- Mary Tuma
The High Court’s most important abortion ruling in more than two decades struck down two of the most stringent regulations on abortion providers contained in Texas’ H.B.2, which lawmakers passed in 2013 over Wendy Davis’ famous hours-long filibuster of the bill. The Legislature mandated that abortion doctors have hospital admitting privileges, which most providers can’t get, and that clinics adhere to hospital-like building standards that would require multi-million dollar facility upgrades that threatened to shutter all but about 10 of the state’s abortion clinics.
The court’s liberals, joined by swing-vote Justice Anthony Kennedy, ruled 5-3 Monday in calling those requirements an “undue burden” on a woman’s right to choose – in large part because the law appears to serve no other purpose than to shutter clinics and block abortion access. “We conclude that neither of these provisions offers medical benefits sufficient to justify the burdens upon access that each imposes,” Justice Stephen Breyer wrote for the majority. The law, he wrote, “places a substantial obstacle” in the path of women seeking abortion.
Nancy Northup with the Center for Reproductive Rights, which spearheaded the legal challenge to Texas' law, told reporters in a conference call after the decision, “Without question today’s ruling is a game changer in what has been an unrelenting assault on women’s rights not just in Texas but across the country.”

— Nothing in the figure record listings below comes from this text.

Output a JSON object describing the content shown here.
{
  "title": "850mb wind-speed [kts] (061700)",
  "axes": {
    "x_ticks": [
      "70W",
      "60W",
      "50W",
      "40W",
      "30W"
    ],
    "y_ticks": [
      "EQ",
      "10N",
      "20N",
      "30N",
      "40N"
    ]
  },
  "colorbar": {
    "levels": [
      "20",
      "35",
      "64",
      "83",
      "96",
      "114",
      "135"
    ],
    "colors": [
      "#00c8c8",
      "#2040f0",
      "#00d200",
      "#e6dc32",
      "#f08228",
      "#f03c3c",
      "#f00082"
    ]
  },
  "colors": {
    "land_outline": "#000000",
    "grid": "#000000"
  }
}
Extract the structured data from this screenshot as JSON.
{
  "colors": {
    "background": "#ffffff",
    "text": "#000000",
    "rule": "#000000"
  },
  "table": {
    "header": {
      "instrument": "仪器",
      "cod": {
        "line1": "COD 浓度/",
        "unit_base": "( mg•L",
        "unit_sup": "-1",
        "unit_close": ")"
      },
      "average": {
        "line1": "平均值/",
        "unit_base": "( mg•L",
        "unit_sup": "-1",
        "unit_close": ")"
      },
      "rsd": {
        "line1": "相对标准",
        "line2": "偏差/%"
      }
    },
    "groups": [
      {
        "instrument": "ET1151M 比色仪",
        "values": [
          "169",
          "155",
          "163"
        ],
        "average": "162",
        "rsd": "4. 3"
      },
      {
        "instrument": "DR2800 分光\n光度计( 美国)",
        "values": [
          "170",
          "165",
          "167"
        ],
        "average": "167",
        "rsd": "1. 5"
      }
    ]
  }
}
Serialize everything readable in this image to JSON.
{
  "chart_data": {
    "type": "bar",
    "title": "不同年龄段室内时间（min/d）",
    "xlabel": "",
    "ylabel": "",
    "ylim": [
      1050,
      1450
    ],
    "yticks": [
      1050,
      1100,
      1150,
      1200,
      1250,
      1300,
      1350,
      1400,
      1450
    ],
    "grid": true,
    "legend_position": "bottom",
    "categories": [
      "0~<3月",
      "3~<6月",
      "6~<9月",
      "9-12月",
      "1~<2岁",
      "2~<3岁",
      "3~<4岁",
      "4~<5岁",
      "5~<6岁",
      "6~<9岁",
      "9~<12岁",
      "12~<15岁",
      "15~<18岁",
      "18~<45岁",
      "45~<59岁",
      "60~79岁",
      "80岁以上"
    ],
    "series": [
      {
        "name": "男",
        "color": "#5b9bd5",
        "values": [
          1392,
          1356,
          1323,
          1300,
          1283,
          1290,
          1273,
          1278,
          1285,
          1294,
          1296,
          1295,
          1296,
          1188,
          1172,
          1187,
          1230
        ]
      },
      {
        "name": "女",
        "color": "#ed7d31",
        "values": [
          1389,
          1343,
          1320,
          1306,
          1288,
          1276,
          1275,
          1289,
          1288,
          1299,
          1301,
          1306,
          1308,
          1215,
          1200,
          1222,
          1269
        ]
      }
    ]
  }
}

While the Supremes had stalled the building-standards provision from going into effect last year, the state rolled out the admitting privileges component of the law in 2014, which led to the shuttering about half the state’s abortion providers.
The majority opinion highlighted the absurdity of the admitting-privileges requirement. As the Society of Hospital Medicine told the court this year, hospitals often condition admitting privileges on providers reaching a certain number of admissions each year. One El Paso abortion provider, for instance, testified that during the past 10 years, more than 17,000 abortions were performed at the clinic yet not a single patient had to be transferred to a hospital for emergency treatment, much less be admitted.
“In a word, doctors would be unable to maintain admitting privileges or obtain those privileges for the future, because the fact that abortions are so safe meant that providers were unlikely to have any patients to admit,” Breyer wrote.
As for the requirement that abortion providers adhere to standards for so-called ambulatory surgical centers, Justice Ruth Bader Ginsberg pointed out that lawmakers haven’t required that doctors perform other, more risky procedures in such an environment – like tonsillectomy, colonoscopy, and in-office dental surgery. The majority opinion reaffirms the ruling of a lower court judge that oversaw the trial in the case — that not only is abortion among the safest medical procedures, but that there's a "death of credible evidence" the law would make women undergoing the procedure any safer.
Had the court let Texas’ law stand, it’s estimated some 1 million women in the state would have lived more than 100 miles away from the nearest clinic. The impact, critics said, would have effectively made abortion inaccessible for women at the bottom rungs of the socioeconomic ladder who didn’t live in one of the state’s urban areas.
Texas Attorney General Ken Paxton responded to the ruling with this prepared statement: “HB2 was an effort to improve minimum safety standards and ensure capable care for Texas women. It’s exceedingly unfortunate that the court has taken the ability to protect women’s health out of the hands of Texas citizens and their duly-elected representatives.”
Critics of the law had worried that a decision in Texas’ favor would essentially give states carte blanche to regulate safe, legal abortion out of existence through so-called Targeted Regulation of Abortion Providers laws, or TRAP laws. In her concurring opinion, Ginsberg said such laws, like Texas’, that do little or nothing to safeguard the health of patients “cannot survive judicial inspection.
In her opinion, Ginsberg highlighted what was at stake in the case: “When a State severely limits access to safe and legal procedures, women in desperate circumstances may resort to unlicensed rogue practitioners … at great risk to their health and safety.”
Northup says she's still studying the majority opinion to determine how far reaching it really is, but told reporters she and others will likely use it to challenge what she calls other “sham” restrictions across the country – like arbitrary wait times, medically unnecessary ultrasounds, or state-mandated scripts doctors are forced to read to patients before performing the procedure.
“We expect to rely on it (the ruling) heavily in our cases going forward,” Northup said. “It’s hard to see how similar regulations could stand.”
Meanwhile, abortion providers in Texas say they’ll now start the slow process of rebuilding the women’s healthcare network that was decimated by H.B.2. According to Amy Hagstrom Miller, CEO of Whole Women’s Health, most providers that were shuttered by the law have since sold their buildings, let leases and state licenses lapse, or had doctors and staff move on to other work. “It will take a while to rebuild the care infrastructure that served multiple women across the state,” she said.